By Miranda Murray and Hanna Rantala
BERLIN, Feb 16 (Reuters) – Iranian documentary filmmaker and women’s rights activist Mahnaz Mohammadi said she had to turn to fiction to be able to confront and share her own experiences of torture in Tehran’s notorious Evin prison.
Her film “Roya”, which will be premiered at the Berlin Film Festival on Wednesday, tells the story of a fictional teacher detained in Evin, but it is also a deeply personal film for Mohammadi, who has been arrested multiple times in Iran on charges of endangering national security and propaganda.
“If I wanted to make my personal story, it couldn’t be showable. I censored a lot (for the film) to be a little bit bearable to watch,” she told Reuters in an interview.
“I couldn’t go to a totally classic narration.
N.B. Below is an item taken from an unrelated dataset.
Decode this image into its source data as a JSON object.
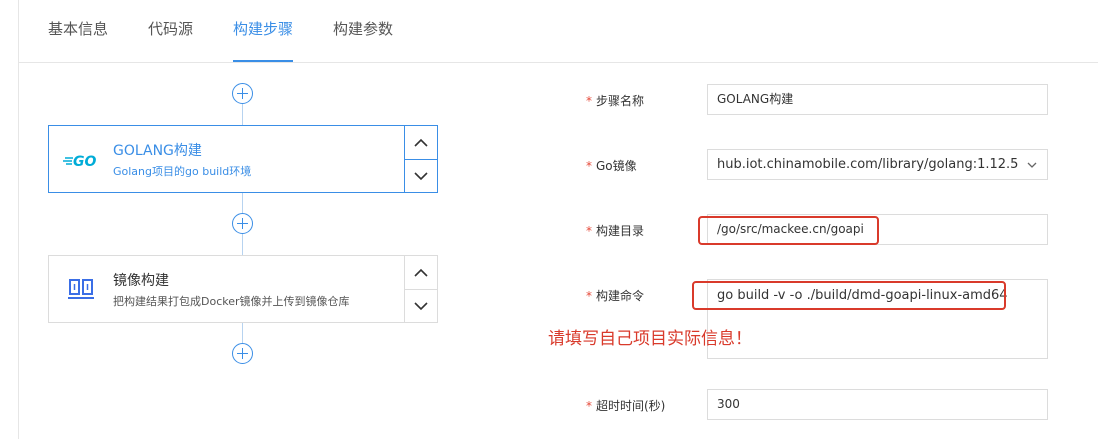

I have to find a language for this film to tell the story because I wanted to give the audience this chance to experience it,” she said, speaking English.
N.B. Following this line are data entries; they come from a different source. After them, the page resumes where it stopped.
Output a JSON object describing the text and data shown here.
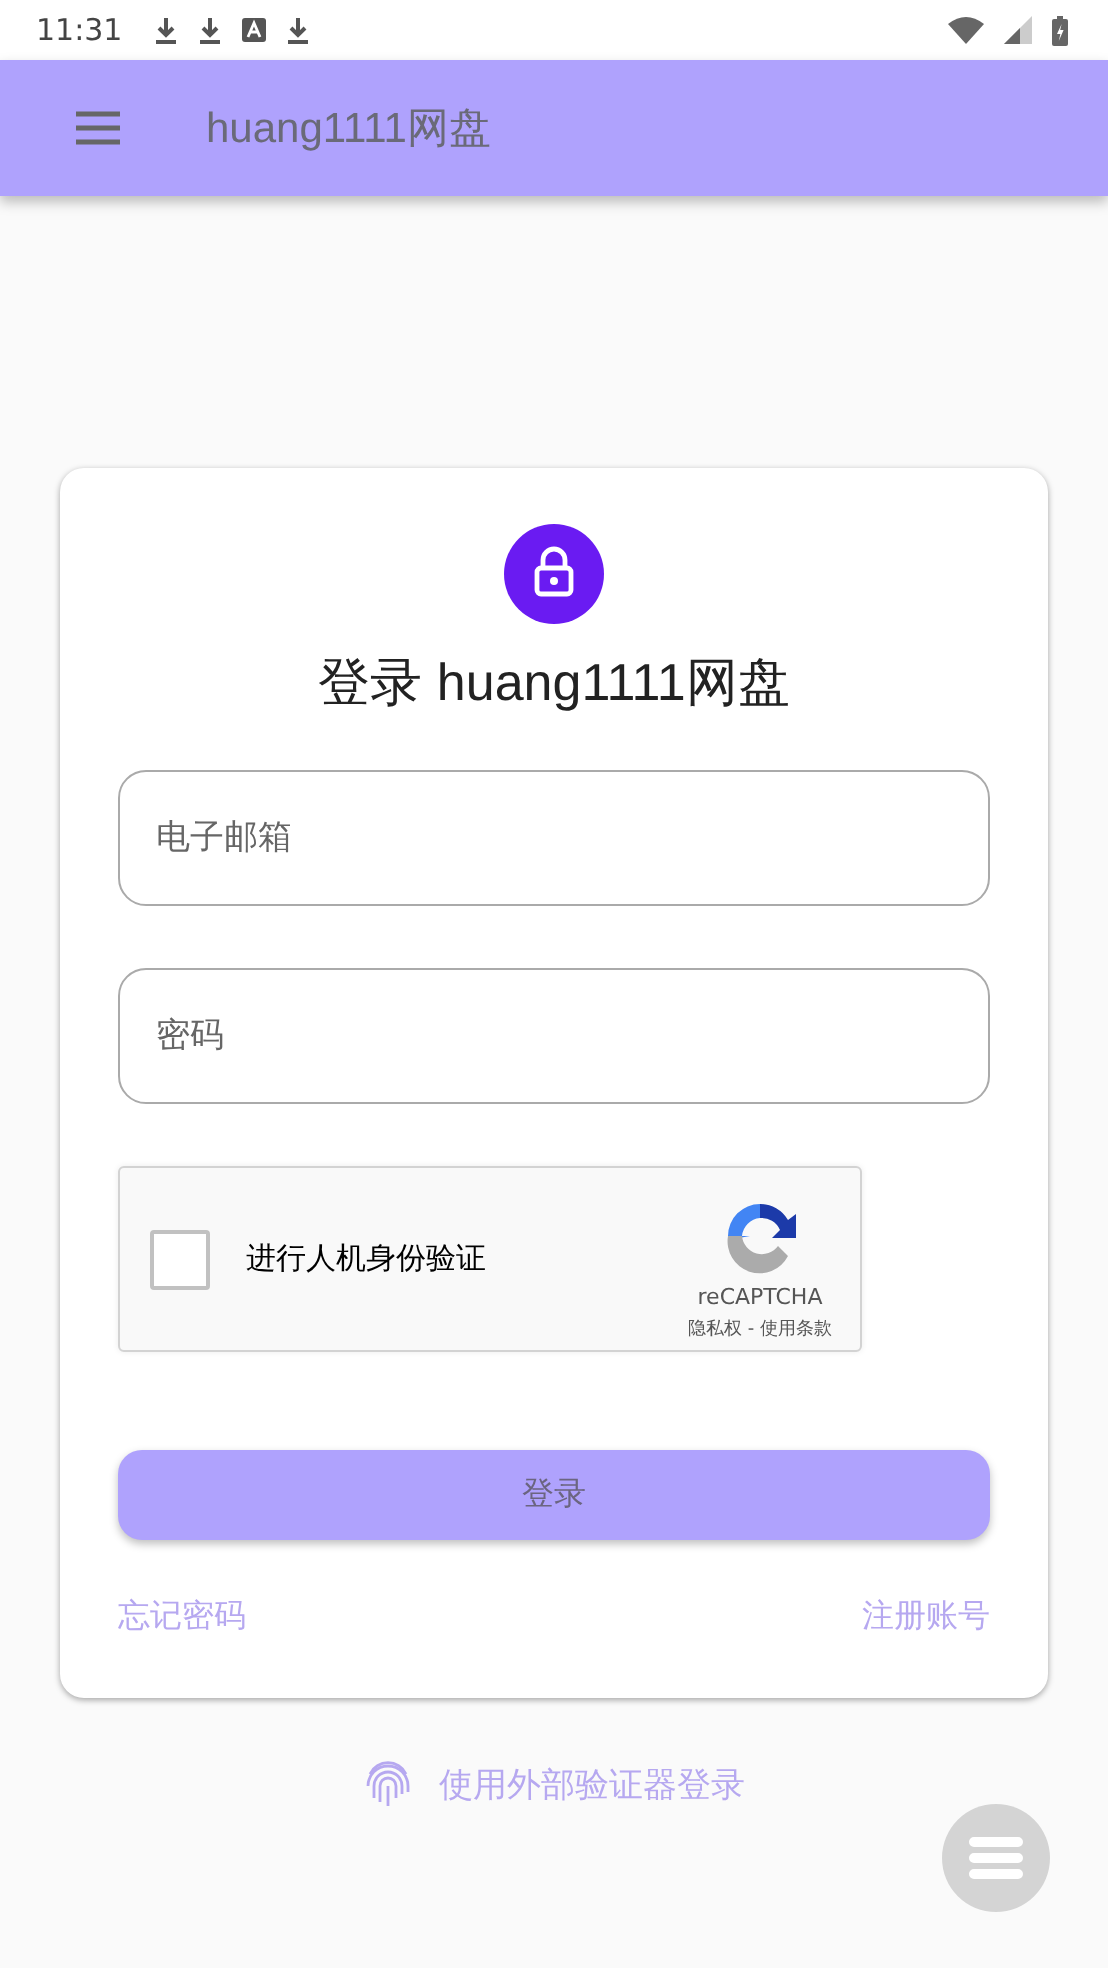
{
  "status_bar": {
    "time": "11:31"
  },
  "app_bar": {
    "title": "huang1111网盘"
  },
  "login_card": {
    "title": "登录 huang1111网盘",
    "fields": [
      {
        "placeholder": "电子邮箱"
      },
      {
        "placeholder": "密码"
      }
    ],
    "captcha": {
      "label": "进行人机身份验证",
      "checked": false,
      "brand": "reCAPTCHA",
      "privacy": "隐私权",
      "separator": " - ",
      "terms": "使用条款"
    },
    "submit": "登录",
    "links": [
      "忘记密码",
      "注册账号"
    ]
  },
  "external_login": "使用外部验证器登录"
}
Mohammadi has not been permitted to make films in Iran since her first fiction feature “Son-Mother” in 2019 and she shot “Roya” underground.
The film opens with a first-person perspective of what it is like to be held there – the flickering lights, the screams of other prisoners, the interrogators’ tactics, the cramped cell – before shifting to the eponymous woman, played by Melisa Sozen.
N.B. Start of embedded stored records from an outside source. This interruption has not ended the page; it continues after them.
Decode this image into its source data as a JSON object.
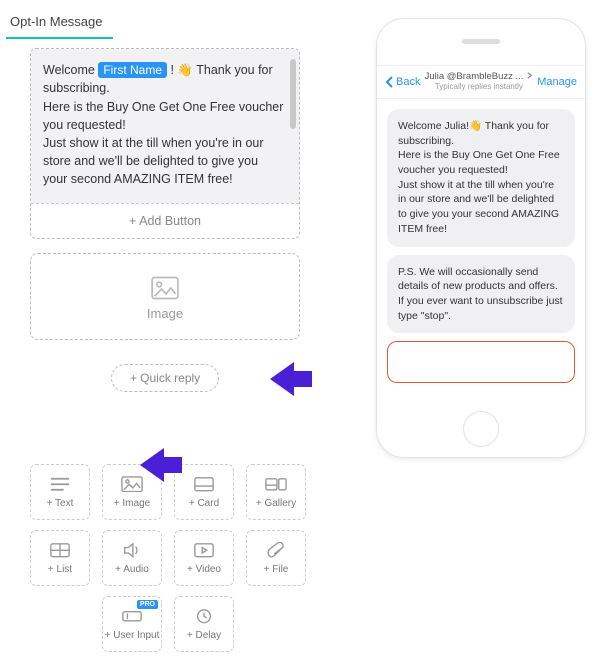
{
  "tab": {
    "label": "Opt-In Message"
  },
  "message": {
    "prefix": "Welcome ",
    "tag": "First Name",
    "after_tag": " ! 👋 Thank you for subscribing.",
    "line2": "Here is the Buy One Get One Free voucher you requested!",
    "line3": "Just show it at the till when you're in our store and we'll be delighted to give you your second AMAZING ITEM free!",
    "add_button": "+ Add Button"
  },
  "image_block": {
    "label": "Image"
  },
  "quick_reply": {
    "label": "+ Quick reply"
  },
  "tools": {
    "text": "+ Text",
    "image": "+ Image",
    "card": "+ Card",
    "gallery": "+ Gallery",
    "list": "+ List",
    "audio": "+ Audio",
    "video": "+ Video",
    "file": "+ File",
    "user_input": "+ User Input",
    "delay": "+ Delay",
    "pro": "PRO"
  },
  "phone": {
    "back": "Back",
    "title1": "Julia @BrambleBuzz ...",
    "title2": "Typically replies instantly",
    "manage": "Manage",
    "bubble1": "Welcome Julia!👋 Thank you for subscribing.\nHere is the Buy One Get One Free voucher you requested!\nJust show it at the till when you're in our store and we'll be delighted to give you your second AMAZING ITEM free!",
    "bubble2": "P.S. We will occasionally send details of new products and offers. If you ever want to unsubscribe just type \"stop\"."
  }
}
As if in a dream, Roya drifts through her past and present experiences, which have taken on a distorted, unsettling quality as they flash back to her out of place and time.
Evin, where many political prisoners, intellectuals, dual nationals, and others are held, has long been a symbol of the Islamic Republic’s intolerance of dissent, and human rights organisations have condemned what they say is its systematic use of torture.
‘PAINFUL’
Mohammadi said it was difficult to return to making films after her prison experiences but that she forced herself to do so to give voice to “the silenced”.
“Actually for me to be in front of the camera is one of the most painful things because, when they torture you, you sit in front of the camera,” Mohammadi said.
Mohammadi declined to give details of her own incarceration, partly because “Roya” is not intended as a personal testimony but reflects a broader “shared experience”.
Her film is screening at a time when Iran is again the focus of international attention after clerical authorities there suppressed nationwide protests in the bloodiest crackdown since the 1979 Islamic Revolution.
Mohammadi said the latest campaign of mass arrests and intimidation showed how unliveable conditions in Iran had become.
Despite the uncertainty now gripping her country, Mohammadi said she hoped to return after finishing work on a project.
“My home is Iran, but now … I have no home. I’m kind of a nomad just travelling until finishing my project,” she said.